How Impact Statements can help with your ESG reporting

Our Impact Statements are a unique way to help strengthen your Environmental Social and Governance (ESG) reporting.

These Impact Statements are generated through our ground-breaking Home Club service. You can offer your staff membership to the SaveMoneyCutCarbon Home Club. It’s a big boost that works wonders for their bills at home while also protecting the planet.

This will help your staff to take clear, simple actions to drastically reduce waste and carbon footprint as well as reducing their utility bills. As members of the Home Club they get guaranteed unbeatable pricing on a range of energy and water saving products, as well as planet-friendly sustainable products to use around the home.

And we can then provide you with Impact Statements on the products bought, which will reinforce your sustainability reporting. Our unique tool measures the impact of their purchases to produce aggregated anonymised reports on the plastic, carbon, waste and water savings made, which reinforces your Scope 3 reporting on indirect emissions.

These statements should provide the following:

  • Financial savings i.e. standard website price vs club price
  • Financial savings based on reducing energy / water use
  • Energy reduction
  • Water reduction
  • Carbon reduction
  • Plastic reduction

Why is ESG important?

Businesses need to respond to greatly increased scrutiny from stakeholders – investors, employees, customers, regulators and the public.
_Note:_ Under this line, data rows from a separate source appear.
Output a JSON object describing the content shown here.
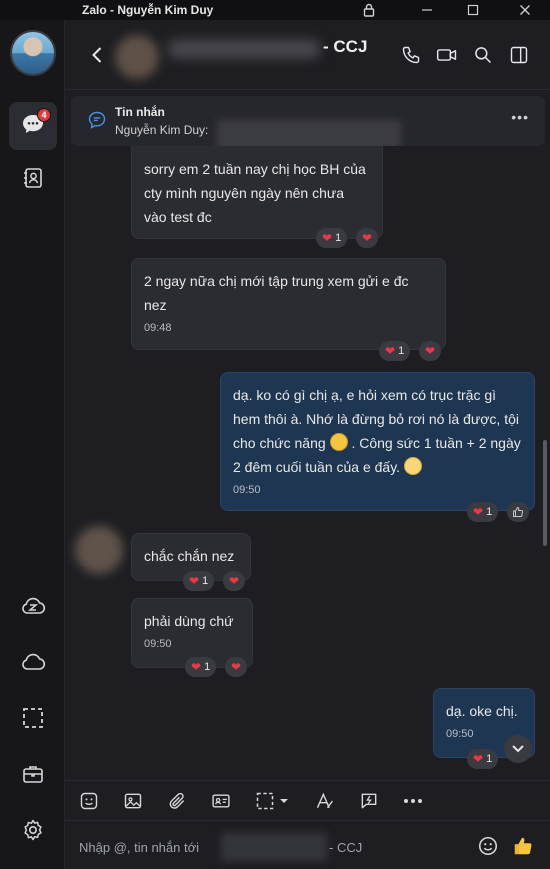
{
  "window": {
    "title": "Zalo - Nguyễn Kim Duy"
  },
  "nav": {
    "messages_badge": "4"
  },
  "header": {
    "title": "- CCJ"
  },
  "pinned": {
    "label": "Tin nhắn",
    "sender": "Nguyễn Kim Duy:"
  },
  "messages": [
    {
      "dir": "in",
      "text": "sorry em 2 tuần nay chị học BH của cty mình nguyên ngày nên chưa vào test đc",
      "time": "",
      "react_count": "1"
    },
    {
      "dir": "in",
      "text": "2 ngay nữa chị mới tập trung xem gửi e đc nez",
      "time": "09:48",
      "react_count": "1"
    },
    {
      "dir": "out",
      "text_a": "dạ. ko có gì chị ạ, e hỏi xem có trục trặc gì hem thôi à. Nhớ là đừng bỏ rơi nó là được, tội cho chức năng",
      "text_b": ". Công sức 1 tuần + 2 ngày 2 đêm cuối tuần của e đấy.",
      "time": "09:50",
      "react_count": "1"
    },
    {
      "dir": "in",
      "text": "chắc chắn nez",
      "time": "",
      "react_count": "1"
    },
    {
      "dir": "in",
      "text": "phải dùng chứ",
      "time": "09:50",
      "react_count": "1"
    },
    {
      "dir": "out",
      "text": "dạ. oke chị.",
      "time": "09:50",
      "react_count": "1"
    }
  ],
  "composer": {
    "placeholder_prefix": "Nhập @, tin nhắn tới",
    "placeholder_suffix": "- CCJ"
  },
  "colors": {
    "accent": "#4a90e2",
    "badge": "#e53935",
    "heart": "#e53945",
    "out_bubble": "#1f3653",
    "in_bubble": "#2b2c31"
  }
}
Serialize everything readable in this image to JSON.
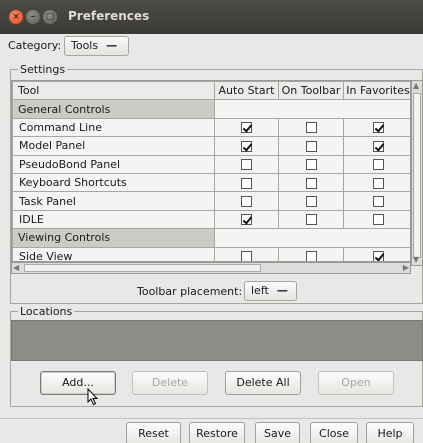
{
  "window": {
    "title": "Preferences"
  },
  "category": {
    "label": "Category:",
    "value": "Tools"
  },
  "settings": {
    "legend": "Settings",
    "columns": [
      "Tool",
      "Auto Start",
      "On Toolbar",
      "In Favorites"
    ],
    "rows": [
      {
        "type": "group",
        "name": "General Controls"
      },
      {
        "type": "tool",
        "name": "Command Line",
        "auto_start": true,
        "on_toolbar": false,
        "in_favorites": true
      },
      {
        "type": "tool",
        "name": "Model Panel",
        "auto_start": true,
        "on_toolbar": false,
        "in_favorites": true
      },
      {
        "type": "tool",
        "name": "PseudoBond Panel",
        "auto_start": false,
        "on_toolbar": false,
        "in_favorites": false
      },
      {
        "type": "tool",
        "name": "Keyboard Shortcuts",
        "auto_start": false,
        "on_toolbar": false,
        "in_favorites": false
      },
      {
        "type": "tool",
        "name": "Task Panel",
        "auto_start": false,
        "on_toolbar": false,
        "in_favorites": false
      },
      {
        "type": "tool",
        "name": "IDLE",
        "auto_start": true,
        "on_toolbar": false,
        "in_favorites": false
      },
      {
        "type": "group",
        "name": "Viewing Controls"
      },
      {
        "type": "tool",
        "name": "Side View",
        "auto_start": false,
        "on_toolbar": false,
        "in_favorites": true
      }
    ]
  },
  "toolbar_placement": {
    "label": "Toolbar placement:",
    "value": "left"
  },
  "locations": {
    "legend": "Locations"
  },
  "location_buttons": {
    "add": "Add...",
    "delete": "Delete",
    "delete_all": "Delete All",
    "open": "Open"
  },
  "footer_buttons": {
    "reset": "Reset",
    "restore": "Restore",
    "save": "Save",
    "close": "Close",
    "help": "Help"
  }
}
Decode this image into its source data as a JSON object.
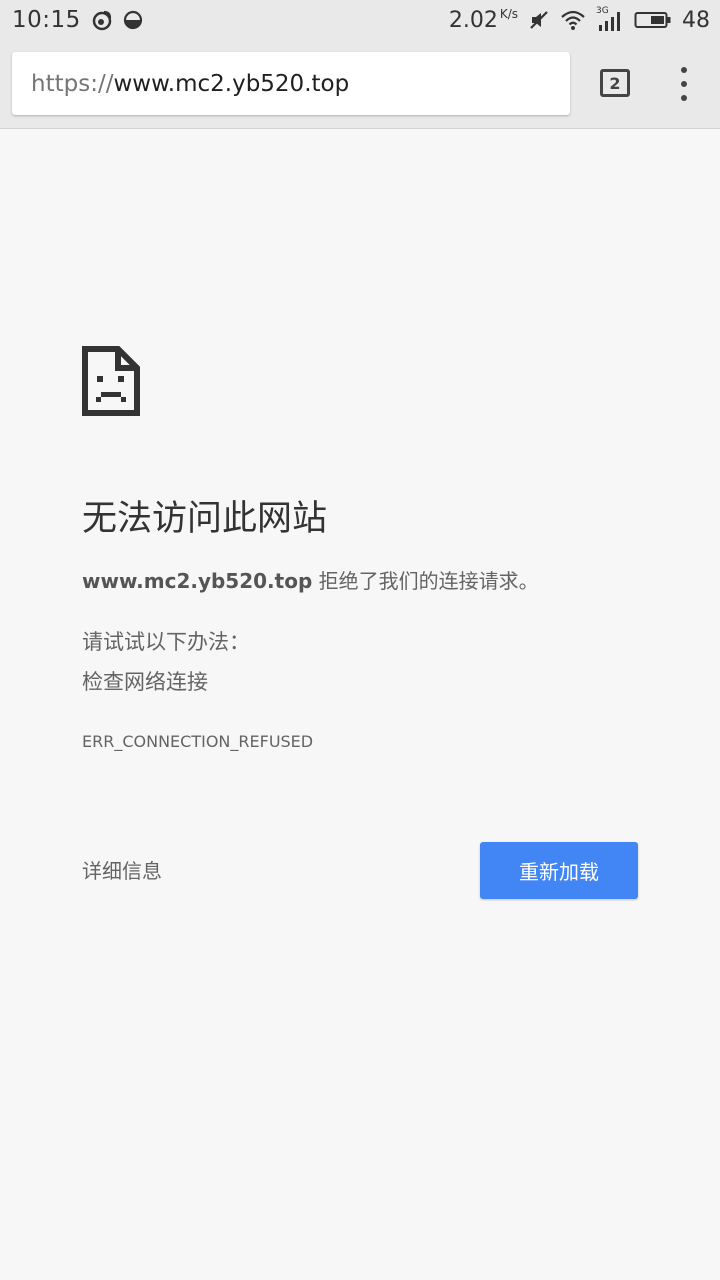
{
  "status_bar": {
    "time": "10:15",
    "net_speed": "2.02",
    "net_speed_unit": "K/s",
    "network_type": "3G",
    "battery_level": "48",
    "icons": [
      "weibo-icon",
      "half-moon-icon",
      "mute-icon",
      "wifi-icon",
      "signal-icon",
      "battery-icon"
    ]
  },
  "toolbar": {
    "url_scheme": "https://",
    "url_host": "www.mc2.yb520.top",
    "tab_count": "2",
    "menu_icon": "more-vert-icon"
  },
  "error": {
    "icon": "sad-page-icon",
    "title": "无法访问此网站",
    "host": "www.mc2.yb520.top",
    "message": " 拒绝了我们的连接请求。",
    "suggest_label": "请试试以下办法：",
    "suggest_item": "检查网络连接",
    "code": "ERR_CONNECTION_REFUSED",
    "details_label": "详细信息",
    "reload_label": "重新加载"
  },
  "colors": {
    "accent": "#4285f4",
    "background": "#f7f7f7",
    "toolbar": "#e9e9e9"
  }
}
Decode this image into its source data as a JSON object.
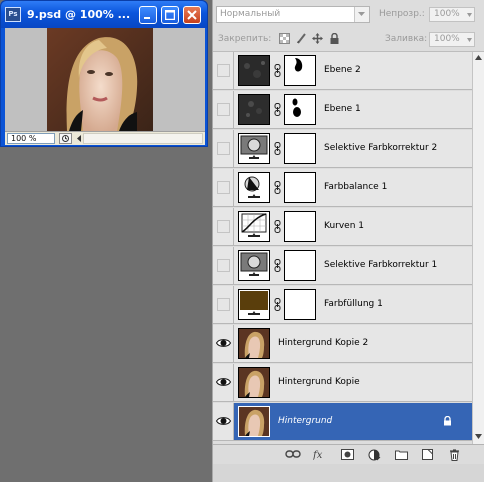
{
  "document": {
    "title": "9.psd @ 100% ...",
    "zoom": "100 %"
  },
  "panel": {
    "blend_mode": "Нормальный",
    "opacity_label": "Непрозр.:",
    "opacity_value": "100%",
    "lock_label": "Закрепить:",
    "fill_label": "Заливка:",
    "fill_value": "100%"
  },
  "layers": [
    {
      "name": "Ebene 2",
      "visible": false,
      "type": "pixel-mask"
    },
    {
      "name": "Ebene 1",
      "visible": false,
      "type": "pixel-mask"
    },
    {
      "name": "Selektive Farbkorrektur 2",
      "visible": false,
      "type": "selective-color"
    },
    {
      "name": "Farbbalance 1",
      "visible": false,
      "type": "color-balance"
    },
    {
      "name": "Kurven 1",
      "visible": false,
      "type": "curves"
    },
    {
      "name": "Selektive Farbkorrektur 1",
      "visible": false,
      "type": "selective-color"
    },
    {
      "name": "Farbfüllung 1",
      "visible": false,
      "type": "solid-fill",
      "fill_color": "#5a3e0c"
    },
    {
      "name": "Hintergrund Kopie 2",
      "visible": true,
      "type": "image"
    },
    {
      "name": "Hintergrund Kopie",
      "visible": true,
      "type": "image"
    },
    {
      "name": "Hintergrund",
      "visible": true,
      "type": "image",
      "selected": true,
      "locked": true
    }
  ],
  "colors": {
    "selection": "#3565b5",
    "titlebar": "#0a55dc",
    "close_button": "#c6401d"
  }
}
They need quality ESG metrics for disclosure. And it is a big challenge to get this right. It’s about building transparency and trust.

So the Impact Statements will provide a good few pieces in the ESG jigsaw. Businesses that score highly on ESG factors clearly show stakeholders that they are a sustainable and resilient, creating better conditions for long-term success.

Reporting-2-960x940px

What are ESG metrics?

There are a huge range of ESG metrics and disclosure frameworks, not surprisingly varying by sector, size, business complexity and location. ESG disclosures need to comply with current mandatory and voluntary reporting requirements.

Examples of ESG

Environment: Climate change and carbon emissions, air and water quality, biodiversity, deforestation, energy efficiency, waste management

Social: Customer satisfaction, data protection and privacy, gender and diversity, employee engagement, community relations, human rights, labour standards

Governance: Board composition, audit committee structure, bribery and corruption, executive compensation, lobbying, political contributions, whistle-blower programmes.

Reporting-960x940px

Is ESG reporting mandatory?

Not yet. But Rishi Sunak has made the UK the first country in the world to mandate companies in line with the Task Force on Climate-related Financial Disclosures (TCFD). What this means is that premium listed companies in the UK are being required to make better disclosures about how climate change affects their business, consistent with the recommendations of the TCFD.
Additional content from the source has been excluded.